I am reminded why I never want to take my son to the store with me alone because I can’t leave if he starts to fuss and cry and I can’t leave him out in the car alone with the windows partly down because it isn’t the 90’s anymore where it was acceptable and legal. I have memories of being left alone in the car in the early 90’s and late 80’s. I can remember waking up in my car seat and being alone and I would just stare around. Now you can’t do that anymore. But even back then some people thought it was wrong to leave your kids alone in the car and now we have a law about it. It doesn’t bother me. I just blame it on stupid people who didn’t use common sense so they would leave their kids out in the car for a long long time or leave them dying in their hot car. I understand it’s an accident sometimes and I used to judge all parents when it would happen until I read this one Washington Post article. Now I can see how a parent can truly forget to take their kid out of the car and why they would leave them in the car all day long. Luckily it has never happened to me yet but I have had a close call where I got out of the car and locked it and less than five seconds later my mother told me I locked my new son in.
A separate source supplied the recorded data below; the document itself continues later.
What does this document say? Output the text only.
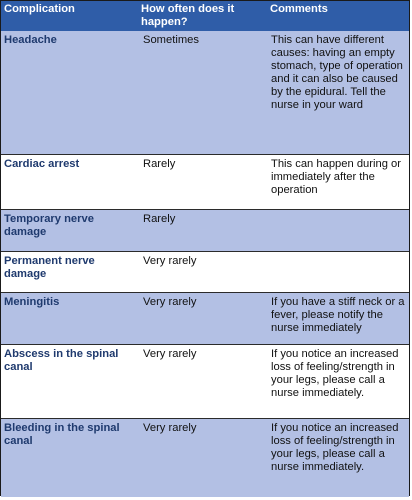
Complication	How often does it happen?	Comments
Headache	Sometimes	This can have different causes: having an empty stomach, type of operation and it can also be caused by the epidural. Tell the nurse in your ward
Cardiac arrest	Rarely	This can happen during or immediately after the operation
Temporary nerve damage	Rarely	
Permanent nerve damage	Very rarely	
Meningitis	Very rarely	If you have a stiff neck or a fever, please notify the nurse immediately
Abscess in the spinal canal	Very rarely	If you notice an increased loss of feeling/strength in your legs, please call a nurse immediately.
Bleeding in the spinal canal	Very rarely	If you notice an increased loss of feeling/strength in your legs, please call a nurse immediately.
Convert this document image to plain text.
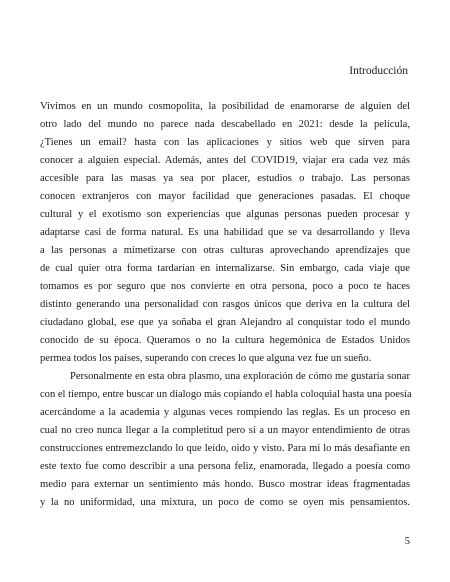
Introducción
Vivimos en un mundo cosmopolita, la posibilidad de enamorarse de alguien del
otro lado del mundo no parece nada descabellado en 2021: desde la película,
¿Tienes un email? hasta con las aplicaciones y sitios web que sirven para
conocer a alguien especial. Además, antes del COVID19, viajar era cada vez más
accesible para las masas ya sea por placer, estudios o trabajo. Las personas
conocen extranjeros con mayor facilidad que generaciones pasadas. El choque
cultural y el exotismo son experiencias que algunas personas pueden procesar y
adaptarse casi de forma natural. Es una habilidad que se va desarrollando y lleva
a las personas a mimetizarse con otras culturas aprovechando aprendizajes que
de cual quier otra forma tardarían en internalizarse. Sin embargo, cada viaje que
tomamos es por seguro que nos convierte en otra persona, poco a poco te haces
distinto generando una personalidad con rasgos únicos que deriva en la cultura del
ciudadano global, ese que ya soñaba el gran Alejandro al conquistar todo el mundo
conocido de su época. Queramos o no la cultura hegemónica de Estados Unidos
permea todos los países, superando con creces lo que alguna vez fue un sueño.
Personalmente en esta obra plasmo, una exploración de cómo me gustaría sonar
con el tiempo, entre buscar un dialogo más copiando el habla coloquial hasta una poesía
acercándome a la academia y algunas veces rompiendo las reglas. Es un proceso en
cual no creo nunca llegar a la completitud pero sí a un mayor entendimiento de otras
construcciones entremezclando lo que leído, oido y visto. Para mi lo más desafiante en
este texto fue como describir a una persona feliz, enamorada, llegado a poesía como
medio para externar un sentimiento más hondo. Busco mostrar ideas fragmentadas
y la no uniformidad, una mixtura, un poco de como se oyen mis pensamientos.
5
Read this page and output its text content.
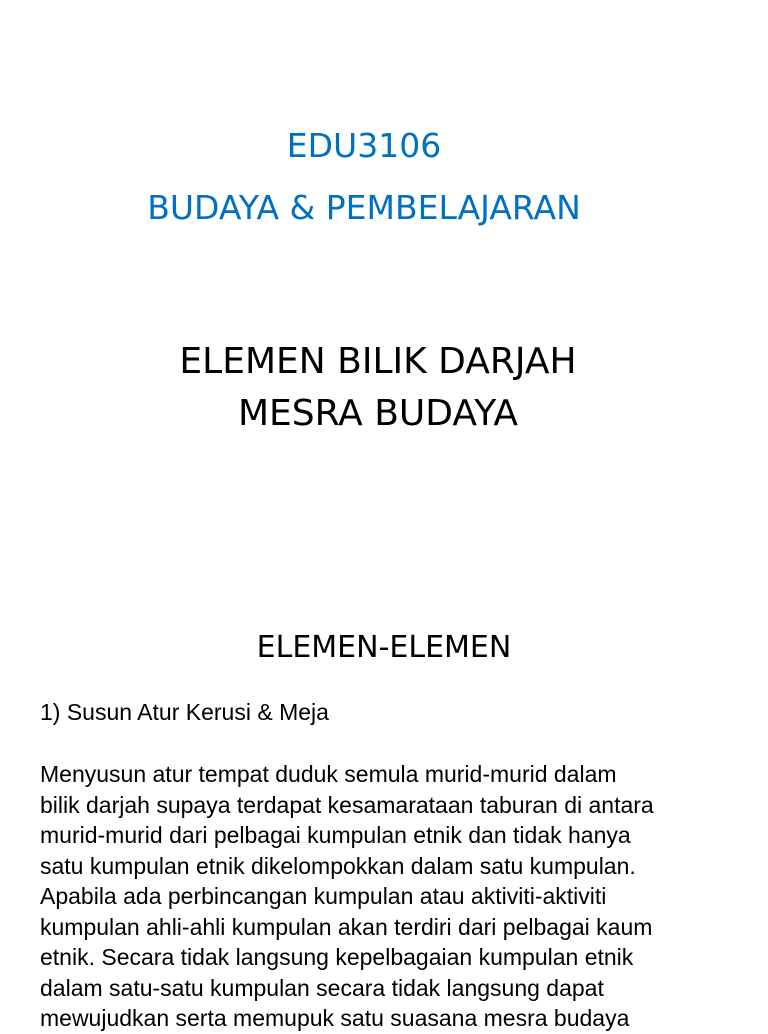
EDU3106
BUDAYA & PEMBELAJARAN
ELEMEN BILIK DARJAH
MESRA BUDAYA
ELEMEN-ELEMEN
1) Susun Atur Kerusi & Meja
Menyusun atur tempat duduk semula murid-murid dalam
bilik darjah supaya terdapat kesamarataan taburan di antara
murid-murid dari pelbagai kumpulan etnik dan tidak hanya
satu kumpulan etnik dikelompokkan dalam satu kumpulan.
Apabila ada perbincangan kumpulan atau aktiviti-aktiviti
kumpulan ahli-ahli kumpulan akan terdiri dari pelbagai kaum
etnik. Secara tidak langsung kepelbagaian kumpulan etnik
dalam satu-satu kumpulan secara tidak langsung dapat
mewujudkan serta memupuk satu suasana mesra budaya
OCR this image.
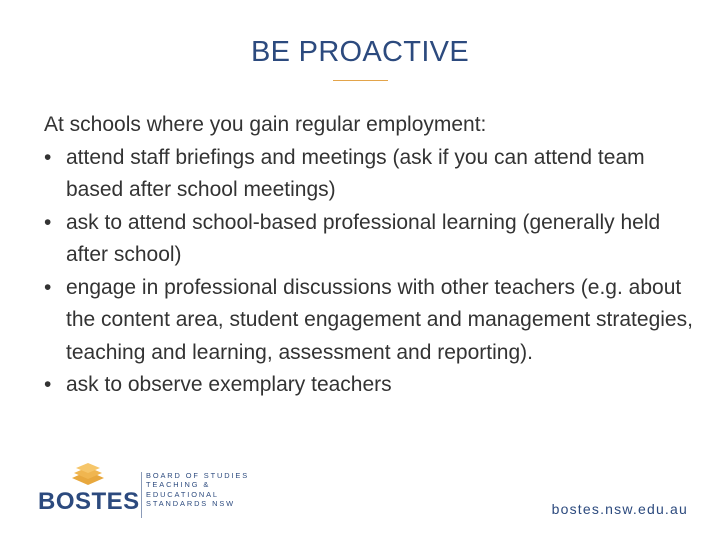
BE PROACTIVE

At schools where you gain regular employment:

• attend staff briefings and meetings (ask if you can attend team based after school meetings)
• ask to attend school-based professional learning (generally held after school)
• engage in professional discussions with other teachers (e.g. about the content area, student engagement and management strategies, teaching and learning, assessment and reporting).
• ask to observe exemplary teachers
BOSTES
BOARD OF STUDIES
TEACHING &
EDUCATIONAL
STANDARDS NSW	bostes.nsw.edu.au
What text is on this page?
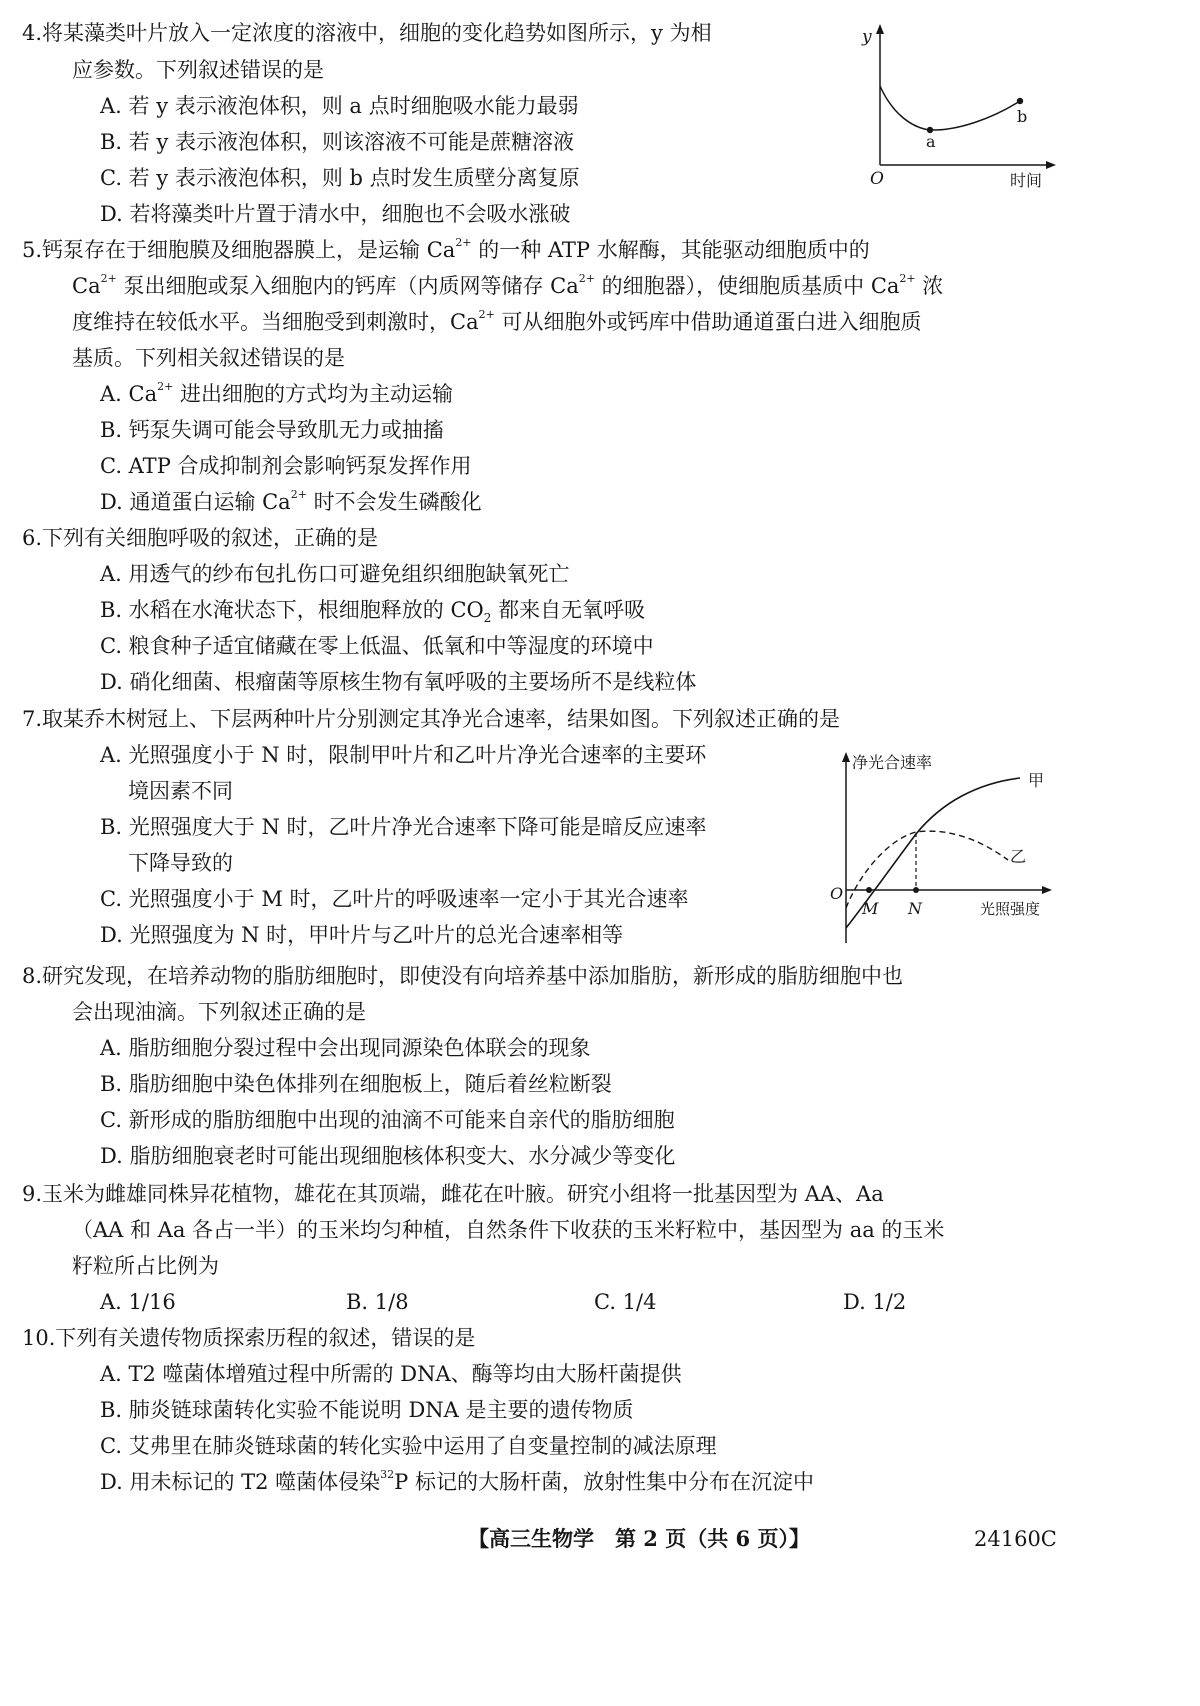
4.将某藻类叶片放入一定浓度的溶液中，细胞的变化趋势如图所示，y 为相
应参数。下列叙述错误的是
A. 若 y 表示液泡体积，则 a 点时细胞吸水能力最弱
B. 若 y 表示液泡体积，则该溶液不可能是蔗糖溶液
C. 若 y 表示液泡体积，则 b 点时发生质壁分离复原
D. 若将藻类叶片置于清水中，细胞也不会吸水涨破
y
O	时间
a
b
5.钙泵存在于细胞膜及细胞器膜上，是运输 $Ca^{2+}$ 的一种 ATP 水解酶，其能驱动细胞质中的
$Ca^{2+}$ 泵出细胞或泵入细胞内的钙库（内质网等储存 $Ca^{2+}$ 的细胞器），使细胞质基质中 $Ca^{2+}$ 浓
度维持在较低水平。当细胞受到刺激时，$Ca^{2+}$ 可从细胞外或钙库中借助通道蛋白进入细胞质
基质。下列相关叙述错误的是
A. $Ca^{2+}$ 进出细胞的方式均为主动运输
B. 钙泵失调可能会导致肌无力或抽搐
C. ATP 合成抑制剂会影响钙泵发挥作用
D. 通道蛋白运输 $Ca^{2+}$ 时不会发生磷酸化
6.下列有关细胞呼吸的叙述，正确的是
A. 用透气的纱布包扎伤口可避免组织细胞缺氧死亡
B. 水稻在水淹状态下，根细胞释放的 $CO_2$ 都来自无氧呼吸
C. 粮食种子适宜储藏在零上低温、低氧和中等湿度的环境中
D. 硝化细菌、根瘤菌等原核生物有氧呼吸的主要场所不是线粒体
7.取某乔木树冠上、下层两种叶片分别测定其净光合速率，结果如图。下列叙述正确的是
A. 光照强度小于 N 时，限制甲叶片和乙叶片净光合速率的主要环
境因素不同
B. 光照强度大于 N 时，乙叶片净光合速率下降可能是暗反应速率
下降导致的
C. 光照强度小于 M 时，乙叶片的呼吸速率一定小于其光合速率
D. 光照强度为 N 时，甲叶片与乙叶片的总光合速率相等
净光合速率
O
M N	光照强度
甲
乙
8.研究发现，在培养动物的脂肪细胞时，即使没有向培养基中添加脂肪，新形成的脂肪细胞中也
会出现油滴。下列叙述正确的是
A. 脂肪细胞分裂过程中会出现同源染色体联会的现象
B. 脂肪细胞中染色体排列在细胞板上，随后着丝粒断裂
C. 新形成的脂肪细胞中出现的油滴不可能来自亲代的脂肪细胞
D. 脂肪细胞衰老时可能出现细胞核体积变大、水分减少等变化
9.玉米为雌雄同株异花植物，雄花在其顶端，雌花在叶腋。研究小组将一批基因型为 AA、Aa
（AA 和 Aa 各占一半）的玉米均匀种植，自然条件下收获的玉米籽粒中，基因型为 aa 的玉米
籽粒所占比例为
A. 1/16	B. 1/8	C. 1/4	D. 1/2
10.下列有关遗传物质探索历程的叙述，错误的是
A. T2 噬菌体增殖过程中所需的 DNA、酶等均由大肠杆菌提供
B. 肺炎链球菌转化实验不能说明 DNA 是主要的遗传物质
C. 艾弗里在肺炎链球菌的转化实验中运用了自变量控制的减法原理
D. 用未标记的 T2 噬菌体侵染$^{32}$P 标记的大肠杆菌，放射性集中分布在沉淀中
【高三生物学　第 2 页（共 6 页）】	24160C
Then she laughed about it and so did I. If I were alone, I may have been in the house and then realize where is my son and then remember he is out in the cold car. He was a week old then so I was not used to getting out of the car and having to go in the back seat. but I adjusted quick. Another time my husband and I were almost out the door and we realized we didn’t have our son with so I grabbed his infant carrier with him in it. Imagine if we were on the road and then we remembered our son was not with us. I would have turned the car around and gone back to get him. I know parents have accidentally left their little ones home alone because some confessed it at Babycenter. I will never say “it won’t happen to me” because I will never know. Instead I say, “I hope it won’t happen to me.” Never say never.